Transferability of Particle Size Distribution Data Between Manufacturers and Models

The transferability of particle size distribution data between manufacturers and models becomes problematic when upgrading from an outmoded analyzer to a new one, or when the supplier and purchaser of raw materials (powder and granular materials) own different analyzers.

Even supposing that data transferability unavoidably cannot be obtained because of different principles of measurement, it is pretty hard to come to terms with the fact that data transferability is unobtainable due to differences in model even between instruments that apply the same principle, i.e., laser diffraction particle size analyzers (i.e. particle size analyzers that operates based on the laser diffraction/scattering method).

Basically, factors that influence the transferability of data between manufacturers and models are the same as the "factors that determine measurement results" mentioned in the last lecture. Small differences in each of the factors build up and eventually result in transferability being lost.
The performance of laser diffraction particle size analyzers, such as measurement range and resolution, has improved remarkably over the past ten years. Due to rapid evolution and advances such as this, it is difficult to sustain 100 % data transferability when developing new models. Also, the technical gap between manufacturers has expanded, too.
And, there are also pitfalls in laying the stress on the transferability and continuity of data.
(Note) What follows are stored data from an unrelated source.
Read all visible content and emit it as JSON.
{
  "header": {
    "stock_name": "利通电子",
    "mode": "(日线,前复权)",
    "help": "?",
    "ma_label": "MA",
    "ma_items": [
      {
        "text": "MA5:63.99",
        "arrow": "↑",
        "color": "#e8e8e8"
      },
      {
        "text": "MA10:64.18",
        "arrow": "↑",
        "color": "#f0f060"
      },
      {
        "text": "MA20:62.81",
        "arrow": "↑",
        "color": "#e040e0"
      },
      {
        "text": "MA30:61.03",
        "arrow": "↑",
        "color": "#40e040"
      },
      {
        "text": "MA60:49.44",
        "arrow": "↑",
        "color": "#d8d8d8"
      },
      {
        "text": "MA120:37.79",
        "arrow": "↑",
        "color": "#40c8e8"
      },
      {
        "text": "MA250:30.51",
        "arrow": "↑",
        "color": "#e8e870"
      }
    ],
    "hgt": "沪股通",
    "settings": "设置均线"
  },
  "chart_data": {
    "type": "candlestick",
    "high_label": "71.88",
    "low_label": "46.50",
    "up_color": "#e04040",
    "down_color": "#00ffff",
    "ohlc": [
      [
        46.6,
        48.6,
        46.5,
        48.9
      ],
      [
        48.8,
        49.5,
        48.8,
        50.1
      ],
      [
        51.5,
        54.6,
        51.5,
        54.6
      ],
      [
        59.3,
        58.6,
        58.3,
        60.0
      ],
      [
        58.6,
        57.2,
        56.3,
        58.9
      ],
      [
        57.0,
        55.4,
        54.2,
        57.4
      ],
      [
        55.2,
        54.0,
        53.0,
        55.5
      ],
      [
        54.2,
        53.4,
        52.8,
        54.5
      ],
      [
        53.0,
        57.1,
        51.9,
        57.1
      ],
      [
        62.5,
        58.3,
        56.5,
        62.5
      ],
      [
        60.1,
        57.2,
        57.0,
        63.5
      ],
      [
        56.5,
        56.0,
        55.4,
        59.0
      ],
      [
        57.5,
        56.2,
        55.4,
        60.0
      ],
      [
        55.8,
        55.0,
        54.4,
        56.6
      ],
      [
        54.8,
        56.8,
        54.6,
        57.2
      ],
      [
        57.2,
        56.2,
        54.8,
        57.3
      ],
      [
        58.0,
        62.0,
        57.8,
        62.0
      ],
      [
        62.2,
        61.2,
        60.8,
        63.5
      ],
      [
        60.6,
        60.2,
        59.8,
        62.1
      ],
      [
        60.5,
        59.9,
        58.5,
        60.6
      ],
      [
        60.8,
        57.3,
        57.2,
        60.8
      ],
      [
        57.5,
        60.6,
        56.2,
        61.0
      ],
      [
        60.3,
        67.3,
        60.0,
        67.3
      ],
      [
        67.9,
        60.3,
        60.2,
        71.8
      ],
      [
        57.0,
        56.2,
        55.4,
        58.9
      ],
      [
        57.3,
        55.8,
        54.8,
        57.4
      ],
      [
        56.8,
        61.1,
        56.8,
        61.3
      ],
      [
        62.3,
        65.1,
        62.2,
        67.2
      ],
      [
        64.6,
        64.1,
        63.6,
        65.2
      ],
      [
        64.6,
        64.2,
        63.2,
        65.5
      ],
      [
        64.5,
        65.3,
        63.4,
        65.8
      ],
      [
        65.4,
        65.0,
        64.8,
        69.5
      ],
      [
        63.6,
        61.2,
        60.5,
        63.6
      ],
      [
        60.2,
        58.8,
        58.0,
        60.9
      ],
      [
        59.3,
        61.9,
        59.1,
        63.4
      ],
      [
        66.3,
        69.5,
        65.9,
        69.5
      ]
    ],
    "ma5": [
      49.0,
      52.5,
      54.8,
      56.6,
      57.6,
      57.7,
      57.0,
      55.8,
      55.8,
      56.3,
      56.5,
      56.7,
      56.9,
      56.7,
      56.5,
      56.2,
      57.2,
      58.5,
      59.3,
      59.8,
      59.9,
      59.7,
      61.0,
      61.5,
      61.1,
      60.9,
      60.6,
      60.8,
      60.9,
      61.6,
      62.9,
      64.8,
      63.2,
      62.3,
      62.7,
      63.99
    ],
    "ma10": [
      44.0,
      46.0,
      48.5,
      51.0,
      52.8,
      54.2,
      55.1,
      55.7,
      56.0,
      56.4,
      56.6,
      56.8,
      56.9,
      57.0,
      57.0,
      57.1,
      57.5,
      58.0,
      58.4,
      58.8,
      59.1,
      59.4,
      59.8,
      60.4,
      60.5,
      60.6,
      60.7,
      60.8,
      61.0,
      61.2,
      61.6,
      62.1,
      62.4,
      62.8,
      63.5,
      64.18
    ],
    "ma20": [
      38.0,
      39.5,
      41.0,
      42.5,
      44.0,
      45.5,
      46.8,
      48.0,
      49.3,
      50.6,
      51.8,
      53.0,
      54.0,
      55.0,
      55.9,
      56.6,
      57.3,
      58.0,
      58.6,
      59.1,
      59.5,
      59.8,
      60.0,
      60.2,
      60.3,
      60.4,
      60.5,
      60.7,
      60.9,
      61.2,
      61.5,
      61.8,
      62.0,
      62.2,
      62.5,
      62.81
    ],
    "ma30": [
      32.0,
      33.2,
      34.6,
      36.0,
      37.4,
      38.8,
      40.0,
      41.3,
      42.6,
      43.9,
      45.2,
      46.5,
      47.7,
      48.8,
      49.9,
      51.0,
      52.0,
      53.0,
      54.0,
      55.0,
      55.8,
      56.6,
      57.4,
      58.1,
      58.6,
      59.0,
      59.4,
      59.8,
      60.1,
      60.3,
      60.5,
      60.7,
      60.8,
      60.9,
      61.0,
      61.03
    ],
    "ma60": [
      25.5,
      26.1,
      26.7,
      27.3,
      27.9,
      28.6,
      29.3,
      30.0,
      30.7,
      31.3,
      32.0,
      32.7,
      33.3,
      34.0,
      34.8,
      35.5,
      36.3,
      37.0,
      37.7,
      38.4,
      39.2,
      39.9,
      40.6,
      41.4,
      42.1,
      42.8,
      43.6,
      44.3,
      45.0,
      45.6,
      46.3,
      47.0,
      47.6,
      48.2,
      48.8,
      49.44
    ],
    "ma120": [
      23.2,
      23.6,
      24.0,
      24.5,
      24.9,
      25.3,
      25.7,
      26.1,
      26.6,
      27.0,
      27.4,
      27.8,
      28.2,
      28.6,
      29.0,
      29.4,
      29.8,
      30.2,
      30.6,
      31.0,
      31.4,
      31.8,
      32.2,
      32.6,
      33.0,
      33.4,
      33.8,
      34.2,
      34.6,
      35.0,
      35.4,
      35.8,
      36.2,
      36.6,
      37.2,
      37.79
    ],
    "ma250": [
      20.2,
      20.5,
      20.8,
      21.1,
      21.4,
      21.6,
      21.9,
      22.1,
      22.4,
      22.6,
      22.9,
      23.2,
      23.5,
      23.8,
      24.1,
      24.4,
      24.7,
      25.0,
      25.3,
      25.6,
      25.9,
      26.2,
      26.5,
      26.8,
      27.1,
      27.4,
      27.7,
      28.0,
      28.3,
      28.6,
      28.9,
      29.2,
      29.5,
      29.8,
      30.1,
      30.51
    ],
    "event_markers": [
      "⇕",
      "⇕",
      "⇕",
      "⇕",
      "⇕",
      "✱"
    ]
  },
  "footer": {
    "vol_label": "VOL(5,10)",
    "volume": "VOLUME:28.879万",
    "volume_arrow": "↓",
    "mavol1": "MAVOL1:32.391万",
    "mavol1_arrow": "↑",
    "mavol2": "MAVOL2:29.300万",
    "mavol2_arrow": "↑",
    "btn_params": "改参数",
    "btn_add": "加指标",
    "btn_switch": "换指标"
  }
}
When large particles could not be detected by an existing analyzer due to limitations in measurement range or sampler circulating mechanism, accurate measurement will once again not be attained if a new analyzer is selected with the priority given to transferability with those measurement results.

As a matter of fact, there is a high possibility that particle size distribution data can be transferred between manufacturers and models when the conditions shown in Table 2 below are satisfied.

Table 2 Conditions for Ensuring the High Possibility of Transferability of Particle Size Distribution Data Between Different Manufacturers and Models

(a) The particle size distribution of the sample must be continuous (i.e. smooth) and the distribution width must not be too broad.
(b) Pretreatment conditions must be made as uniform as possible. Clear and quantitative criteria must be provided for not just the dispersant or dispersion medium but also for dispersing conditions and sampling (fractionation/loading) conditions.
(c) Do not simply set the same refractive index before performing measurement. The refractive index that is ideal both for the model and for the measurement sample must be selected.
(d) The particle size distribution of the sample must be located at the center of the measurement range of the model in question. It must be located away from the measurement lower and upper limits.

It is a fact that differences in data between manufacturers and models exist, as shown above. Yet, there are still many cases where differences based on other factors are mistaken or misconceived as being caused by the analyzer.

First off, the instability of the measurement target (sample) itself is sometimes the cause of differences in data. Even if you intend to measure the same measurement sample (target) on a different model, variance between lots or changes/deterioration of the measurement target (sample) itself may sometimes result in a situation where different measurement targets (samples) are measured.

Furthermore, some measurement targets (samples) are extremely sensitive to pretreatment conditions. And, if a mistake is made in the fractionating/loading method, distribution deviated from the population will be measured.

When evaluating data transferability, quantitative criteria used for evaluation also must be sufficiently taken into consideration. If data having a wide distribution is evaluated at 50 % (median diameter) or at other arbitrary % particle sizes, differences between data will be overvalued. Inversely, differences will become smaller if data is evaluated by arbitrary particle size %. If the data of steep distributions is evaluated at an arbitrary % particle size, the difference between data will be smaller, and, inversely, if the data is evaluated by arbitrary particle size %, the difference will be greater.
In this way, how criteria are used sometimes leads to different conclusions even when measuring the same data.